We already have permission for the first preliminary safety study, which is scheduled for this year, 2006. Our first attempt will be to repair avulsed dorsal roots.25 Success would open the way to evolve techniques for repairing larger (‘transverse’) spinal cord injuries, as well as brain injuries resulting from some of the most severe types of stroke, those affecting descending motor pathways, and blindness and deafness caused by damage to the fibres of the nerves of vision and hearing.

I hope our team can contribute to some of these. But we need to be realistic. We have not learned how to repair a twelve-lane metalled motorway. If we are lucky we will be able to throw a plank over where a stream crosses a field path. We have not yet invented tarmacadam or reinforced concrete. We do not know how to build cantilevered bridges. There will be many more developments needed for the motorway engineers of the future.

But after all, in the end our success is not that we have done this, but that we have opened a door through a wall that was impenetrable. And repair of injuries is only one aspect of the concept of plasticity. Evolution did not develop plasticity as a potential method for repairing injuries, a method which would lie unachieved and dormant for millions of years until someone thought of transplanting olfactory ensheathing cells. For me, the concept of plasticity opened a much wider significance.

After all, what is the function of the brain? It is not claws and teeth but the brain that is the principal organ of evolution. The battle is to the wily, not to the strong.
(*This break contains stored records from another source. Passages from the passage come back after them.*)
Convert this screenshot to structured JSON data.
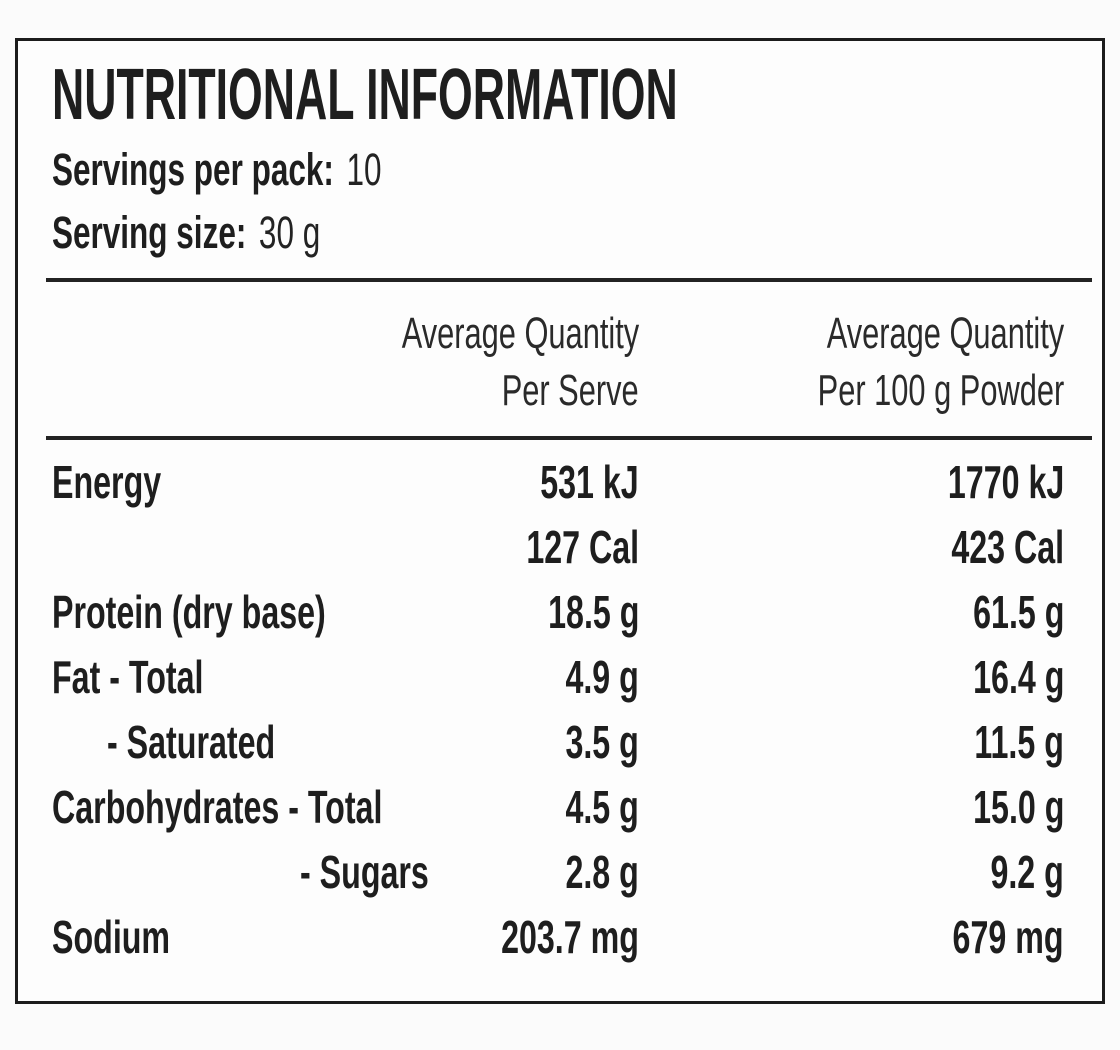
{
  "label": {
    "title": "NUTRITIONAL INFORMATION",
    "servings_per_pack": {
      "label": "Servings per pack:",
      "value": "10"
    },
    "serving_size": {
      "label": "Serving size:",
      "value": "30 g"
    },
    "columns": [
      {
        "line1": "Average Quantity",
        "line2": "Per Serve"
      },
      {
        "line1": "Average Quantity",
        "line2": "Per 100 g Powder"
      }
    ],
    "rows": [
      {
        "name": "Energy",
        "indent": 0,
        "per_serve": "531 kJ",
        "per_100g": "1770 kJ"
      },
      {
        "name": "",
        "indent": 0,
        "per_serve": "127 Cal",
        "per_100g": "423 Cal"
      },
      {
        "name": "Protein (dry base)",
        "indent": 0,
        "per_serve": "18.5 g",
        "per_100g": "61.5 g"
      },
      {
        "name": "Fat - Total",
        "indent": 0,
        "per_serve": "4.9 g",
        "per_100g": "16.4 g"
      },
      {
        "name": "- Saturated",
        "indent": 1,
        "per_serve": "3.5 g",
        "per_100g": "11.5 g"
      },
      {
        "name": "Carbohydrates - Total",
        "indent": 0,
        "per_serve": "4.5 g",
        "per_100g": "15.0 g"
      },
      {
        "name": "- Sugars",
        "indent": 2,
        "per_serve": "2.8 g",
        "per_100g": "9.2 g"
      },
      {
        "name": "Sodium",
        "indent": 0,
        "per_serve": "203.7 mg",
        "per_100g": "679 mg"
      }
    ],
    "colors": {
      "text": "#1e1e1e",
      "border": "#1c1c1c",
      "background": "#fbfbfb"
    }
  }
}
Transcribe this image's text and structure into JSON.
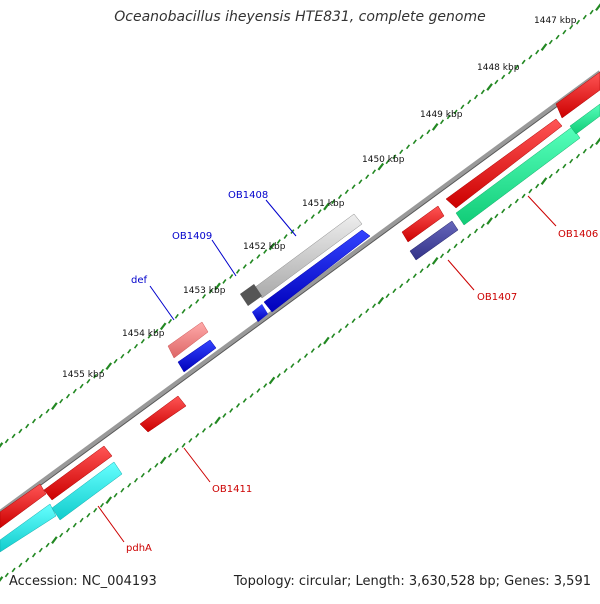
{
  "title": "Oceanobacillus iheyensis HTE831, complete genome",
  "accession": "Accession: NC_004193",
  "summary": "Topology: circular; Length: 3,630,528 bp; Genes: 3,591",
  "ticks": [
    "1447 kbp",
    "1448 kbp",
    "1449 kbp",
    "1450 kbp",
    "1451 kbp",
    "1452 kbp",
    "1453 kbp",
    "1454 kbp",
    "1455 kbp"
  ],
  "colors": {
    "forward_cds": "#ff0000",
    "reverse_cds": "#0000ee",
    "forward_label": "#cc0000",
    "reverse_label": "#0000cc",
    "rrna_green": "#22ee99",
    "cyan_gene": "#22eeee",
    "grey_gene": "#cccccc",
    "purple_gene": "#444499",
    "backbone": "#888888",
    "tick": "#228822"
  },
  "genes": [
    {
      "id": "OB1406",
      "label": "OB1406",
      "strand": "forward"
    },
    {
      "id": "OB1407",
      "label": "OB1407",
      "strand": "forward"
    },
    {
      "id": "OB1408",
      "label": "OB1408",
      "strand": "reverse"
    },
    {
      "id": "OB1409",
      "label": "OB1409",
      "strand": "reverse"
    },
    {
      "id": "def",
      "label": "def",
      "strand": "reverse"
    },
    {
      "id": "OB1411",
      "label": "OB1411",
      "strand": "forward"
    },
    {
      "id": "pdhA",
      "label": "pdhA",
      "strand": "forward"
    }
  ]
}
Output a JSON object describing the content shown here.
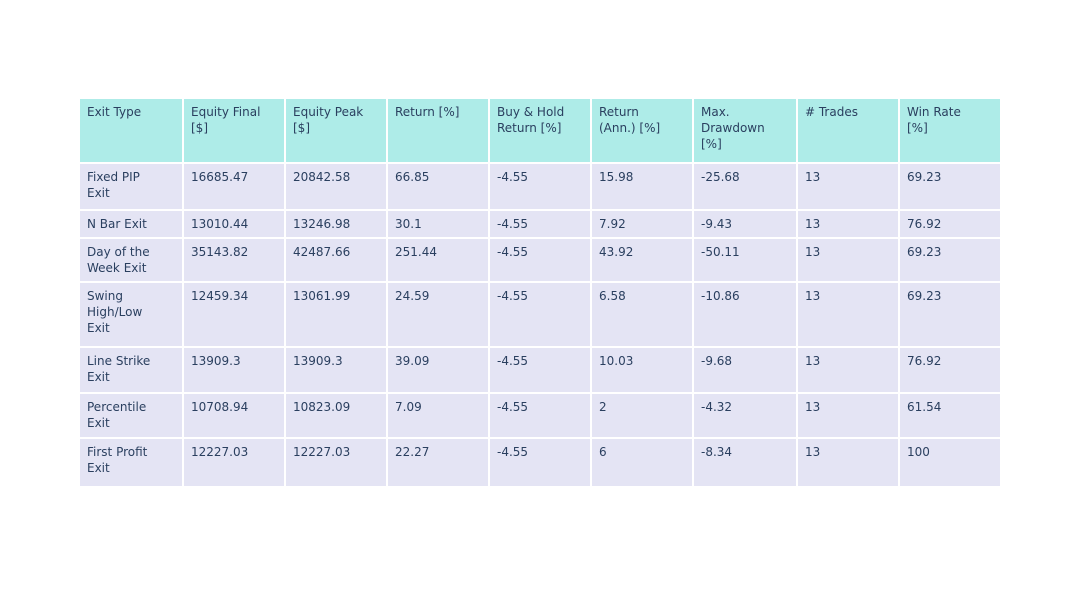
{
  "chart_data": {
    "type": "table",
    "title": "",
    "columns": [
      "Exit Type",
      "Equity Final [$]",
      "Equity Peak [$]",
      "Return [%]",
      "Buy & Hold Return [%]",
      "Return (Ann.) [%]",
      "Max. Drawdown [%]",
      "# Trades",
      "Win Rate [%]"
    ],
    "rows": [
      [
        "Fixed PIP Exit",
        16685.47,
        20842.58,
        66.85,
        -4.55,
        15.98,
        -25.68,
        13,
        69.23
      ],
      [
        "N Bar Exit",
        13010.44,
        13246.98,
        30.1,
        -4.55,
        7.92,
        -9.43,
        13,
        76.92
      ],
      [
        "Day of the Week Exit",
        35143.82,
        42487.66,
        251.44,
        -4.55,
        43.92,
        -50.11,
        13,
        69.23
      ],
      [
        "Swing High/Low Exit",
        12459.34,
        13061.99,
        24.59,
        -4.55,
        6.58,
        -10.86,
        13,
        69.23
      ],
      [
        "Line Strike Exit",
        13909.3,
        13909.3,
        39.09,
        -4.55,
        10.03,
        -9.68,
        13,
        76.92
      ],
      [
        "Percentile Exit",
        10708.94,
        10823.09,
        7.09,
        -4.55,
        2,
        -4.32,
        13,
        61.54
      ],
      [
        "First Profit Exit",
        12227.03,
        12227.03,
        22.27,
        -4.55,
        6,
        -8.34,
        13,
        100
      ]
    ],
    "layout": {
      "grid": "white 2px gaps between cells",
      "legend": "none"
    }
  },
  "table": {
    "headers": [
      "Exit Type",
      "Equity Final\n[$]",
      "Equity Peak\n[$]",
      "Return [%]",
      "Buy & Hold\nReturn [%]",
      "Return\n(Ann.) [%]",
      "Max.\nDrawdown\n[%]",
      "# Trades",
      "Win Rate\n[%]"
    ],
    "rows": [
      {
        "label": "Fixed PIP\nExit",
        "cells": [
          "16685.47",
          "20842.58",
          "66.85",
          "-4.55",
          "15.98",
          "-25.68",
          "13",
          "69.23"
        ]
      },
      {
        "label": "N Bar Exit",
        "cells": [
          "13010.44",
          "13246.98",
          "30.1",
          "-4.55",
          "7.92",
          "-9.43",
          "13",
          "76.92"
        ]
      },
      {
        "label": "Day of the\nWeek Exit",
        "cells": [
          "35143.82",
          "42487.66",
          "251.44",
          "-4.55",
          "43.92",
          "-50.11",
          "13",
          "69.23"
        ]
      },
      {
        "label": "Swing\nHigh/Low\nExit",
        "cells": [
          "12459.34",
          "13061.99",
          "24.59",
          "-4.55",
          "6.58",
          "-10.86",
          "13",
          "69.23"
        ]
      },
      {
        "label": "Line Strike\nExit",
        "cells": [
          "13909.3",
          "13909.3",
          "39.09",
          "-4.55",
          "10.03",
          "-9.68",
          "13",
          "76.92"
        ]
      },
      {
        "label": "Percentile\nExit",
        "cells": [
          "10708.94",
          "10823.09",
          "7.09",
          "-4.55",
          "2",
          "-4.32",
          "13",
          "61.54"
        ]
      },
      {
        "label": "First Profit\nExit",
        "cells": [
          "12227.03",
          "12227.03",
          "22.27",
          "-4.55",
          "6",
          "-8.34",
          "13",
          "100"
        ]
      }
    ]
  },
  "colors": {
    "header_bg": "#aeece8",
    "cell_bg": "#e4e4f4",
    "text": "#2a3f5f",
    "background": "#ffffff"
  }
}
If we ask what is the function of the brain, the usual answers may be to move the hands, to see, to hear. But these are pretty lowly, mechanical functions, something a robot with a computer might imitate. But look around! Everything we see around us is a creation of the human brain. Nothing is of nature. We made or modified it all, even the sky itself bends to our wills however blind to the consequences. That is the important function of the brain. And it was not the brain of an individual, or of one time, but of an organised society of brains, acting over a long period.

The function of the brain is plasticity, the ability to change, not to respond the same way twice. If it's good, go for more. If it's bad avoid it. Explore, be curious, remember, learn, build, form concepts. And pass them on to future generations. Those are the important functions of the human brain. Those defined our brains. And all of them involve plasticity. The ultimate expression of plasticity is history itself, the ever changing.

This is meant to be an inaugural lecture, but I wonder what I am inaugurating. So large a part for me personally is a valedictory. But all our activities in the end are only an inauguration of what will follow. Research, knowledge, do not belong to anyone. Like the earth itself, they belong to no one. Rather we belong to them. And human evolution is social evolution. The advances come not from a person, but from a team. It is a joy for me to see ideas floated out among our little team, like rose petals in a whirlpool, finally forming a pattern that no single one of us alone could have framed. And so this article uses the word ‘I’ where it means ‘we.’ If I pick out Ying Li and Daqing Li, who have given 20 years to this project, and who have changed their homeland to do it, it is not to detract from the many contributors and supporters along the way, who are too numerous and too varied to acknowledge.

This article is not intended to be a review of the wider field of neural regeneration (of which there are many available26), nor to document the work on repair by transplantation of cells. Its purpose is only to record, with the inevitable distortions, omissions, and creations of fallible memory, some of the glimpses of the mysterious countryside seen from the rather cloudy windows of a fast moving train, a personal journey.